Beyond Silicon: Materials, Mechanisms, and Methods for Physical Neural Computing

A research team including Stefan Fischer, Sebastian Otte, and five other authors has published a landmark survey on arXiv, unifying the fragmented field of physical neural computing. The paper, 'Beyond Silicon: Materials, Mechanisms, and Methods for Physical Neural Computing,' argues that as silicon-based, GPU-centered AI hits energy and data-movement bottlenecks, alternative substrates like memristive devices, photonic circuits, mechanical metamaterials, and even living neural tissue offer a complementary path. These systems perform neural inference and adaptation directly in matter by exploiting intrinsic physical processes such as wave interference, elastic deformation, and biochemical regulation.
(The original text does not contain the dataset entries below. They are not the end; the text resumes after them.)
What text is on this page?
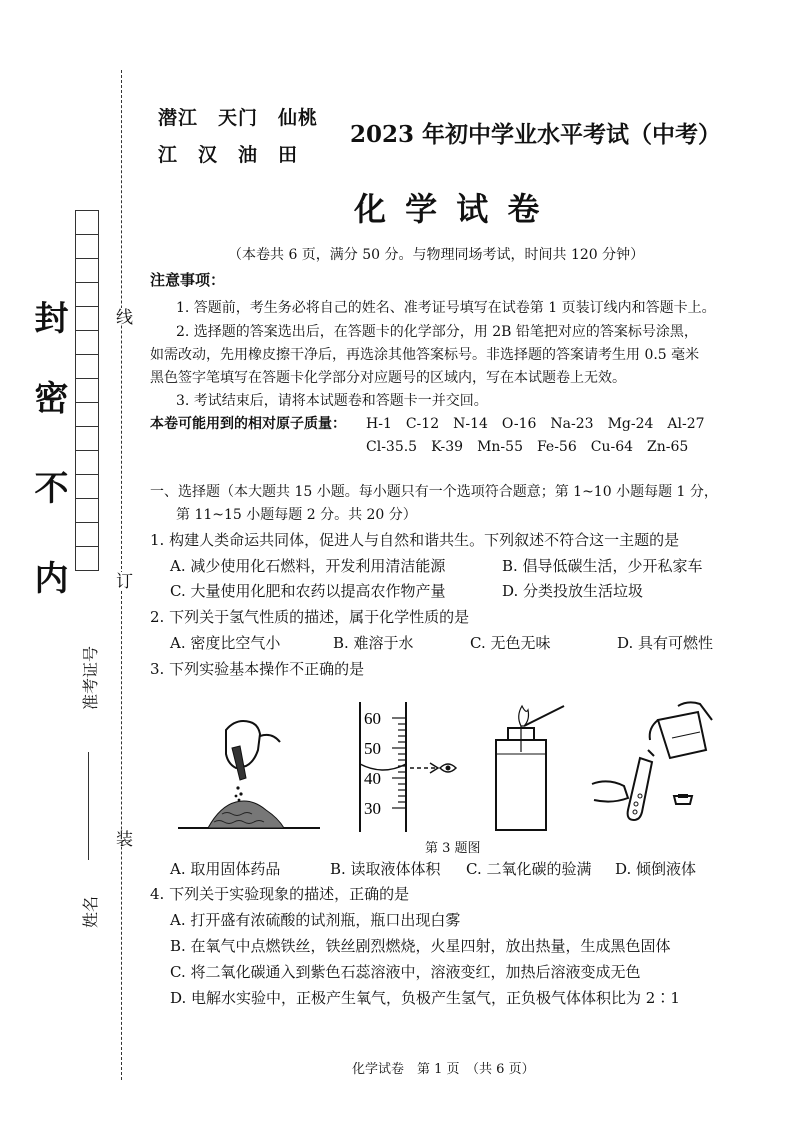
封
密
不
内
线
订
装
准考证号
姓名
潜江　天门　仙桃
江　汉　油　田
2023 年初中学业水平考试（中考）
化 学 试 卷
（本卷共 6 页，满分 50 分。与物理同场考试，时间共 120 分钟）
注意事项：
1. 答题前，考生务必将自己的姓名、准考证号填写在试卷第 1 页装订线内和答题卡上。
2. 选择题的答案选出后，在答题卡的化学部分，用 2B 铅笔把对应的答案标号涂黑，
如需改动，先用橡皮擦干净后，再选涂其他答案标号。非选择题的答案请考生用 0.5 毫米
黑色签字笔填写在答题卡化学部分对应题号的区域内，写在本试题卷上无效。
3. 考试结束后，请将本试题卷和答题卡一并交回。
本卷可能用到的相对原子质量： H-1　C-12　N-14　O-16　Na-23　Mg-24　Al-27
Cl-35.5　K-39　Mn-55　Fe-56　Cu-64　Zn-65
一、选择题（本大题共 15 小题。每小题只有一个选项符合题意；第 1~10 小题每题 1 分，
第 11~15 小题每题 2 分。共 20 分）
1. 构建人类命运共同体，促进人与自然和谐共生。下列叙述不符合这一主题的是
A. 减少使用化石燃料，开发利用清洁能源	B. 倡导低碳生活，少开私家车
C. 大量使用化肥和农药以提高农作物产量	D. 分类投放生活垃圾
2. 下列关于氢气性质的描述，属于化学性质的是
A. 密度比空气小	B. 难溶于水	C. 无色无味	D. 具有可燃性
3. 下列实验基本操作不正确的是
60
50
40
30
第 3 题图
A. 取用固体药品	B. 读取液体体积 C. 二氧化碳的验满 D. 倾倒液体
4. 下列关于实验现象的描述，正确的是
A. 打开盛有浓硫酸的试剂瓶，瓶口出现白雾
B. 在氧气中点燃铁丝，铁丝剧烈燃烧，火星四射，放出热量，生成黑色固体
C. 将二氧化碳通入到紫色石蕊溶液中，溶液变红，加热后溶液变成无色
D. 电解水实验中，正极产生氧气，负极产生氢气，正负极气体体积比为 2∶1
化学试卷　第 1 页　（共 6 页）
To enable cross-domain comparison, the authors introduce a first-order benchmarking scheme based on standardized tasks and physically interpretable performance dimensions like scalability, precision, and programmability. Their analysis reveals no single substrate dominates; instead, different materials occupy complementary operating regimes. For example, photonic circuits enable ultrafast signal processing, while microfluidic networks or chemical systems could enable in-sample biochemical decision-making. This framework is particularly relevant for the trend toward pervasive intelligence—deploying AI on vast numbers of resource-constrained edge devices where co-locating computation with sensors and memory is essential for efficiency.